I see people use this line of flawed logic often enough that I'm sure there is a name for this logical fallacy. I'll describe a few scenarios so you understand what I'm trying to describe.


Engineering group evaluates an old bridge and tells the client the bridge needs major repairs or it might fail in the next year. The client agrees to fund the repairs. Repairs are done. A year later, the client says "it's been a year and the bridge hasn't failed, we wasted money on repairing it!" The client just committed this fallacy.

Another scenario.
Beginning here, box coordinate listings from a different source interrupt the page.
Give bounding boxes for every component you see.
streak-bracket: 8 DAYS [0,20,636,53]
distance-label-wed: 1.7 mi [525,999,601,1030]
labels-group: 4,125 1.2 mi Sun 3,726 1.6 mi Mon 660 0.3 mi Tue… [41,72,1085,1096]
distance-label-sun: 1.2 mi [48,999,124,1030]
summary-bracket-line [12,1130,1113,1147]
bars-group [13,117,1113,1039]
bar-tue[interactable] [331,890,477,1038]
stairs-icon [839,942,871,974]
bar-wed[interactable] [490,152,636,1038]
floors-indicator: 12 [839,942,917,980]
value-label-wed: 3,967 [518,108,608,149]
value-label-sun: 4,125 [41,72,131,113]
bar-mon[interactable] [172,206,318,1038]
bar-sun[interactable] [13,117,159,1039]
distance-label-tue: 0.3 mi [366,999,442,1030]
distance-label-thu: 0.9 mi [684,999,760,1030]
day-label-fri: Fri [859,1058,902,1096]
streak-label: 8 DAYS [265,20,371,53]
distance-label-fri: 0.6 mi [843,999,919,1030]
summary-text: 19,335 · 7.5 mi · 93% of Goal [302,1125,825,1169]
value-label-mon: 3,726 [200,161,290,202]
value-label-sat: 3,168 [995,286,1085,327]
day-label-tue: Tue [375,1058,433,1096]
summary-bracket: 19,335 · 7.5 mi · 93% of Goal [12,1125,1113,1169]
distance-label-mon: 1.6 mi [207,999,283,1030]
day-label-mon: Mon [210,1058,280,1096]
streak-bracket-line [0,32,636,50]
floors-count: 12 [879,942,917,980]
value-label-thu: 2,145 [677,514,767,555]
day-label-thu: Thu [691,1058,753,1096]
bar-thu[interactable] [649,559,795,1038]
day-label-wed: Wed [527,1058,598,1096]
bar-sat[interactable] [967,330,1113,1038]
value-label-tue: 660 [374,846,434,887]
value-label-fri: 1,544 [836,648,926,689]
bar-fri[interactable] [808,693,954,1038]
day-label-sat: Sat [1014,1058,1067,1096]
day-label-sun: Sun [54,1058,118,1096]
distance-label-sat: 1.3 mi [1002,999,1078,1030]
Doctor tells patient that he needs to perform a standard procedure to prevent a possible heart attack in the near future due to clogged arteries. The procedure is done. A couple years later, the patient proclaims "hey, it's been 2 years and I haven't had a heart attack. The procedure was unnecessary!" The patient just committed this fallacy.

The 2nd one was based on a real person and true event, actually.

Here is another scenario. A major city is flooded from a failed levy system during a cat 4 hurricane event. The state spends a lot of money on a new levy system. The next cat 4 hurricane arrived and at the end no flooding happened. The press attacks the state for having wasted all that money to build a modern levy system. Hey look, I ain't see no flooding, so the new levy was unnecessary! Again, this was based on a real event.

I see people committ this fallacy all the time. There has got to be a formal name for it, right?

Being an fucking idiot. That is the name for it.